Before the European settlers went west, Ute, Arapahoe, Cheyenne, and other nations roamed the mountains and plains of Colorado. Even if a lot of the evidence of their existence has been lost, or probably destroyed, some of this sites still remain, but you have to know where to look to find them!
For example, in a Denver, Colorado, suburb, there is one of these fascinating historic sites. There, you it’s possible find a cave, once frequented by a man named Colorow. Colorow was born to the Comanche nation in the early 1800s but was kidnapped by Muache Utes as a boy. When he was a young man, his new family began migrating from northern New Mexico up to northern Colorado, where he later married three sisters: Recha, Siah, and Poopa. After marrying, he became an important Ute leader and had 13 children. He led his people to hunt and camp in the west Denver area between what today are Morrison and Golden along the Dakota Hogback ridge. When in the area, they would stay in a cave in what’s now the neighborhood of Willowbrook in Morrison. According to the story, he sought solace in the cave during hard times in order to reflect.
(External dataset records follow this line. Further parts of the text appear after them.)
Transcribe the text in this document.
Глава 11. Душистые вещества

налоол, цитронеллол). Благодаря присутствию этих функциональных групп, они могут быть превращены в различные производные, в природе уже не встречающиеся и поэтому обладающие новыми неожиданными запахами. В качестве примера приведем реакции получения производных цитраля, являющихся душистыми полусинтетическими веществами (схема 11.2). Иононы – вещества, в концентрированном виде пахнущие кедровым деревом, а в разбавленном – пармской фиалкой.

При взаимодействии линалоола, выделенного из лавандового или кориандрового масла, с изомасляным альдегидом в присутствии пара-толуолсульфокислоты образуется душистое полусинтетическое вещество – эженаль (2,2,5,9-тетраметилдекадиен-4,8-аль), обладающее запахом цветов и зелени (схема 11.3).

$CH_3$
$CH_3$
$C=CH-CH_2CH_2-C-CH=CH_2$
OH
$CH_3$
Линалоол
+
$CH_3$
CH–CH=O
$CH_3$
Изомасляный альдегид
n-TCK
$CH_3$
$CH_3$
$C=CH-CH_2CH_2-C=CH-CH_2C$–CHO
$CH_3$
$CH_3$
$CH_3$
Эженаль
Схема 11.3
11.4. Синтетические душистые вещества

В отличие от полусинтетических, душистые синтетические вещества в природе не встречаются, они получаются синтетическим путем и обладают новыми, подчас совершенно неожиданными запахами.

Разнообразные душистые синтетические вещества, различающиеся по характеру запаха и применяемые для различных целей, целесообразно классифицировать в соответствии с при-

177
Historically, even if relations with settlers started friendly, they deteriorated quickly, and on September 2, 1878, his son Tabernash was killed by a member of a sheriff’s party. When the United States government began falling short on their promises, Colorow did not forget and his people were involved in the Meeker Massacre and the Battle of Milk Creek. It all came to a head in Colorow’s War of 1887, that was the final conflict between the first peoples’ of Colorado and ever-encroaching settlers. After Colorow and his people were forced off their land and onto reservations, he died in 1888 of depression and pneumonia.
Colorow’s cave is still today a little nice site of beauty and peace, surrounded by mountains, and meadows. It’s no wonder Colorow loved this area: breathing this atmosphera, you can understand how he could have found peace there in such difficult times.